Prior to the verdict, a group of clergy publicly stated that an acquittal would result in "mass disruption" in the city. Missouri Governor Eric Greitens, who was openly critical of his predecessor Jay Nixon's response to the Ferguson unrest, preemptively activated the Missouri National Guard and scheduled 12-hour shifts for the St. Louis Municipal Police.

On September 15, 2017 protests erupted when Stockley was found not guilty of murder. Some of the protests turned violent. After declaring the protests an "unlawful assembly", police officers were pelted with water bottles and rocks. Protesters also descended upon mayor Lyda Krewson's home, and threw bricks at and vandalized it. Police deployed tear gas to break up the crowd and two officers were injured by bricks thrown by protesters. Over the night, ten police officers were injured and thirty-two protesters were arrested.

Protesters in attendance reported not hearing an order of dispersal before tear gas, and an estimated 250 people who took shelter in a nearby synagogue described being "held hostage" under threat of arrest.

The next day, the band U2 and singer Ed Sheeran both cancelled their weekend concerts in St. Louis out of safety concerns over ongoing protests. Protests during this day were largely peaceful, as demonstrators marched through two nearby shopping malls and into the streets. However, a small group of protesters at the Delmar Loop in St. Louis refused to disperse after the police asked them to leave. These protesters broke windows and threw objects at the police, who arrested nine people.

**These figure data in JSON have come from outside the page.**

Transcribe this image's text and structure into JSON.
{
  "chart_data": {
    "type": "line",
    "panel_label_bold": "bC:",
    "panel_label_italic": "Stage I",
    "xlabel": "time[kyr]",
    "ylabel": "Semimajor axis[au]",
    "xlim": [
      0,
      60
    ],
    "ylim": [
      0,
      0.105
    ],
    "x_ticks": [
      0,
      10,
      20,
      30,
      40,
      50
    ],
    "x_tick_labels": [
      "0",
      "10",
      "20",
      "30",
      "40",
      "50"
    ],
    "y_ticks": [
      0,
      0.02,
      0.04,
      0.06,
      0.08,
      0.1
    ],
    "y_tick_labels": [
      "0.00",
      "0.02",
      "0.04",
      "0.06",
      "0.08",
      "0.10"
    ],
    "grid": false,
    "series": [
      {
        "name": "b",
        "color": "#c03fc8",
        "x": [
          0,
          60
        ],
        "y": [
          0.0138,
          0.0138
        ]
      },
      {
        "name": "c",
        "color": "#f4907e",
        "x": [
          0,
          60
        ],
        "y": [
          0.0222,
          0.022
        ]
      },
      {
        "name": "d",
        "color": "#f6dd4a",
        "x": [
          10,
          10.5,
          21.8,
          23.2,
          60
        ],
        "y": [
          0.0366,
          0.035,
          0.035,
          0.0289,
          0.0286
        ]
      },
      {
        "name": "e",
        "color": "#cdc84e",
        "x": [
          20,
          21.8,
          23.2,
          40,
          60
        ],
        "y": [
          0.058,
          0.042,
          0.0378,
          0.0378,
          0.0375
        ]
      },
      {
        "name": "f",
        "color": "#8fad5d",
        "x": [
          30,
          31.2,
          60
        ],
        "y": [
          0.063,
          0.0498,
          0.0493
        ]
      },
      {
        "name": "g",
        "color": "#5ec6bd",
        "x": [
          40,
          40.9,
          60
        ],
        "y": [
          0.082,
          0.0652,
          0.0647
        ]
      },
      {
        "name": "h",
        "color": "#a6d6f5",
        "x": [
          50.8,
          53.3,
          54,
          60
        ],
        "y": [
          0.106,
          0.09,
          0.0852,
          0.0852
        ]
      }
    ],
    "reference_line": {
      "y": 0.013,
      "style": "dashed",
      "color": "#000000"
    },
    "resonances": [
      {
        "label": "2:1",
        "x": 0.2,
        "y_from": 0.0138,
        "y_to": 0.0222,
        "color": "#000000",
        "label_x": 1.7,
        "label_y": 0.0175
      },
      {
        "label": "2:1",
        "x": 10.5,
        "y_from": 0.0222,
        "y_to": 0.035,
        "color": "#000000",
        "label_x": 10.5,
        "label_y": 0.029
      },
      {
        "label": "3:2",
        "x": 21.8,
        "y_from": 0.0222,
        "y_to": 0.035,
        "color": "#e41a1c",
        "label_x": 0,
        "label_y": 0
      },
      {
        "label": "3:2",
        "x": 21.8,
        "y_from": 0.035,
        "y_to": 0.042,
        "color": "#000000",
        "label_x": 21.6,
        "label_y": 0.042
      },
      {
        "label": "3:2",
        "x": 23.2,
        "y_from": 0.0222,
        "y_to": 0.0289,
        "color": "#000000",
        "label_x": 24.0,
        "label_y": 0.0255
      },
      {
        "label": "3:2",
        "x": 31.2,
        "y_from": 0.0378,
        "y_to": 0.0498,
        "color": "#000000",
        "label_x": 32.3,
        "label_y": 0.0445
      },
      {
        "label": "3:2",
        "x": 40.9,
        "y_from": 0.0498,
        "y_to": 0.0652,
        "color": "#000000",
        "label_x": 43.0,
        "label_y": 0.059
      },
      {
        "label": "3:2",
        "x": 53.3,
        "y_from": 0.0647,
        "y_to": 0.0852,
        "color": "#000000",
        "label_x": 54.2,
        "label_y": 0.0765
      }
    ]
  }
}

Protests continued on September 17 in the late afternoon, beginning outside the St. Louis police department, and demonstrators marched through the streets. In the night, event organizers told the protesters to go home, though a few dozen continued protesting. After a police officer made two arrests near the police department, the crowd confronted the police line and broke windows.

Police response to protests was criticized as unconstitutional and excessive force by the American Civil Liberties Union following a video release of law enforcement officers chanting "Whose streets? Our streets" after kettling several people downtown. In a press conference, interim police chief O'Toole described the kettling incident positively, saying that "police owned tonight." Mayor Lyda Krewson expressed gratitude to the police and cancelled town halls that were scheduled through the following week.